The streets of Oran inform us as to the two essential pleasures of the local youth: getting one’s shoes shined and displaying those same shoes on the boulevard. In order to have a clear idea of the first of these delights, one has to entrust one’s shoes, at ten o’clock on a Sunday morning, to the shoe-shiners in Boulevard Gal-lieni. Perched on high armchairs, one can enjoy that peculiar satisfaction produced, even upon a rank outsider, by the sight of men in love with their job, as the shoe-shiners of Oran obviously are. Everything is worked over in detail. Several brushes, three kinds of cloths, the polish mixed with gasoline.

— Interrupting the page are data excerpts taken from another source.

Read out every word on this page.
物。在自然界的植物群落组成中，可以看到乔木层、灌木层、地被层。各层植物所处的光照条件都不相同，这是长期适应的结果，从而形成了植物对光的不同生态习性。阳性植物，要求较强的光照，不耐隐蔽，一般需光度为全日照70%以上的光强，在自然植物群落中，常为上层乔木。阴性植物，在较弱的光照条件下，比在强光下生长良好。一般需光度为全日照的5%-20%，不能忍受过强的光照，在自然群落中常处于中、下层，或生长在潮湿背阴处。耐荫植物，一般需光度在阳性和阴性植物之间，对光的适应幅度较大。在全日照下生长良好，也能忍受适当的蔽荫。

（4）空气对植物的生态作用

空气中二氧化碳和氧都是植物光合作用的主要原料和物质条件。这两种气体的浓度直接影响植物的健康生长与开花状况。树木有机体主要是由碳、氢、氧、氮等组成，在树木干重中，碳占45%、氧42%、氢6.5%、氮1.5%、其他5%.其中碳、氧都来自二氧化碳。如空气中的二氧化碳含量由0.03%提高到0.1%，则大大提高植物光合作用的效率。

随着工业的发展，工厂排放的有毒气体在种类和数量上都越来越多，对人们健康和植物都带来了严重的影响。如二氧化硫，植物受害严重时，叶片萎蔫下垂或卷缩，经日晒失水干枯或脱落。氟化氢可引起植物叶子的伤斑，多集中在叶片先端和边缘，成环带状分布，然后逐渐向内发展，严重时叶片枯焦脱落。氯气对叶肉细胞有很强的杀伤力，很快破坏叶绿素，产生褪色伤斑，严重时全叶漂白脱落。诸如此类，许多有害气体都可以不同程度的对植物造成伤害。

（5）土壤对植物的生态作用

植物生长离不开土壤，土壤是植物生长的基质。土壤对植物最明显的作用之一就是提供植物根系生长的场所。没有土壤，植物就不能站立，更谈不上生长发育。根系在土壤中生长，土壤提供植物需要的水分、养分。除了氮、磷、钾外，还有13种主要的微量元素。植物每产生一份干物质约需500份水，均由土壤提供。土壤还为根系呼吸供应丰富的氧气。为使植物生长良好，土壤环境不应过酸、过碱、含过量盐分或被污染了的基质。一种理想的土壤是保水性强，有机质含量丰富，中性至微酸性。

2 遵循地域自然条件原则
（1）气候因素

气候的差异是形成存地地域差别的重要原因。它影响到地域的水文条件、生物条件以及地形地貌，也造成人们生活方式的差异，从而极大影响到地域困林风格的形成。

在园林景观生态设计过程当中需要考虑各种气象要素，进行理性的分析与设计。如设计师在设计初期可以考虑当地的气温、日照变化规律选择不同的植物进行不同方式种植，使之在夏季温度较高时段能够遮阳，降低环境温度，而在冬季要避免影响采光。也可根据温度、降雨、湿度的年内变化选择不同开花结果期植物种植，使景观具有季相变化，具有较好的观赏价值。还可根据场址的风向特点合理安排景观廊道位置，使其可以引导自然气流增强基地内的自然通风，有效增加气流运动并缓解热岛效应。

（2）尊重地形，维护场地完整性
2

One might think the operation is finished when a perfect shine comes to life under the soft brush. But the same insistent hand covers the glossy surface again with polish, rubs it, dulls it, makes the cream penetrate the heart of the leather, and then brings forth, under the same brush, a double and really definitive gloss sprung from the depths of the leather. The wonders achieved in this way are then exhibited to the connoisseurs. In order to appreciate such pleasures of the boulevard, you ought to see the masquerade of youth taking place every evening on the main arteries of the city.
Between the ages of sixteen and twenty the young people of Oran “Society” borrow their models of elegance from American films and put on their fancy dress before going out to dinner. With wavy, oiled hair protruding from under a felt hat slanted over the left ear and peaked over the right eye, the neck encircled by a collar big enough to accommodate the straggling hair, the microscopic knot of the necktie kept in place by a regulation pin, with thigh-length coat and waist close to the hips, with light-colored and noticeably short trousers, with dazzlingly shiny triple-soled shoes, every evening those youths make the sidewalks ring with their metal-tipped soles. In all things they are bent on imitating the bearing, forthrightness, and superiority of Mr. Clark Gable.